A new study published in the European Journal of Public Health shows that women are more likely to die after having an abortion. “Reproductive history patterns and long-term mortality rates: a Danish, population-based record linkage study,” co-authored by P.K. Coleman, D.C. Reardon, and B.C. Calhoun, used records of Danish women born from 1962 to 1993 to find a relation between pregnancy outcome and mortality within a 25-year period.
Coleman, a professor of human development and family studies at Bowling Green State University, told MercatorNet: “Most existing statistics rely upon death certificates to estimate maternal mortality… without data linkage to complete pregnancy and abortion records… large population-based record-linkage studies, containing complete reproductive history data and data related to deaths, provide a unique opportunity to bypass many of the limitations of the currently available maternal mortality data in most countries. Our study was this type of study.”
Coleman and her colleagues found that a woman undergoing a combination of abortion and natural losses (miscarriage or still birth) is three times likelier to die than someone whose pregnancies were all successful. Women who have had 1, 2, or 3 abortions had a 45, 114, and 191 per cent higher risk of death, respectively, compared to women with no abortions. The rate was slightly lower for women experiencing natural losses: 44, 86, and 150 per cent higher compared to women whose pregnancies went to term. Giving birth was found to lower mortality – two births translated to an 83 per cent decrease and three or more to a 44 per cent decrease in death rate compared to women with no births. Women who only had abortions were 66 per cent more likely to die than women who only gave birth. However, having both induced abortion and birth meant a 56 per cent increase in mortality, while natural loss and birth only resulted in a 29 per cent increase in mortality.
The study mirrors trends in records analyzed by David Reardon, who co-authored the study, that showed U.S. women who aborted had had a 62 per cent higher risk of death over the next eight years than women who delivered. 1997 and 2004 population-based studies conducted in Finland had similar results. An earlier 2012 report related birth to a 14-fold increase in death rate, but Coleman told MercatorNet that their study had flaws: there was underreporting and abortion-related deaths occurring after the first trimester were not addressed by the authors.

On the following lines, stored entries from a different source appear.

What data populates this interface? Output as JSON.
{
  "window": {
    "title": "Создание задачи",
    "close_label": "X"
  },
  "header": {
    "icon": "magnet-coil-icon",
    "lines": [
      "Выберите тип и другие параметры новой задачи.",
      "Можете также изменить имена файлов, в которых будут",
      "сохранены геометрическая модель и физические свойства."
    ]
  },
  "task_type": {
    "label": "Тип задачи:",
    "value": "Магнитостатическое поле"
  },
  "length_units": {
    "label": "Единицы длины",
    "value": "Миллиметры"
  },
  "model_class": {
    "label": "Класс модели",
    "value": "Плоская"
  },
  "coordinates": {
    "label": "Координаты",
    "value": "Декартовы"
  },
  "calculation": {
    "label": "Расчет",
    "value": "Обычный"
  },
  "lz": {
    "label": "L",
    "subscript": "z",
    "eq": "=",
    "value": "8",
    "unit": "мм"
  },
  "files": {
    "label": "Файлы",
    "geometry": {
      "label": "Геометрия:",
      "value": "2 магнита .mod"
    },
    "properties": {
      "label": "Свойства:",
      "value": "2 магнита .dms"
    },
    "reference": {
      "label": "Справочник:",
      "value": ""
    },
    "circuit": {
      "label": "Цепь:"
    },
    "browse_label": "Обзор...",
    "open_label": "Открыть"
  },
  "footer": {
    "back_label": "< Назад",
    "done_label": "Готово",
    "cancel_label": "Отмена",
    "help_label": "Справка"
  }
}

Coleman told MercatorNet that her team’s findings may be due to the mental health problems associated with abortion, which means “they are more prone to experiencing accidents, negative partner relationships, and suicide, and their overall physical health may decline rendering them more susceptible to chronic and acute physical ailments.” Meanwhile, “there is a great deal of medical research demonstrating physical and psychological benefits of full-term pregnancy, so women who have not experienced a pregnancy will not benefit from them.”
In a news release for the National Right to Life Committee, Randal K. O’Bannon wrote, “what this data shows, with increasing clarity, is that abortion is deadly for mothers as well as their children.”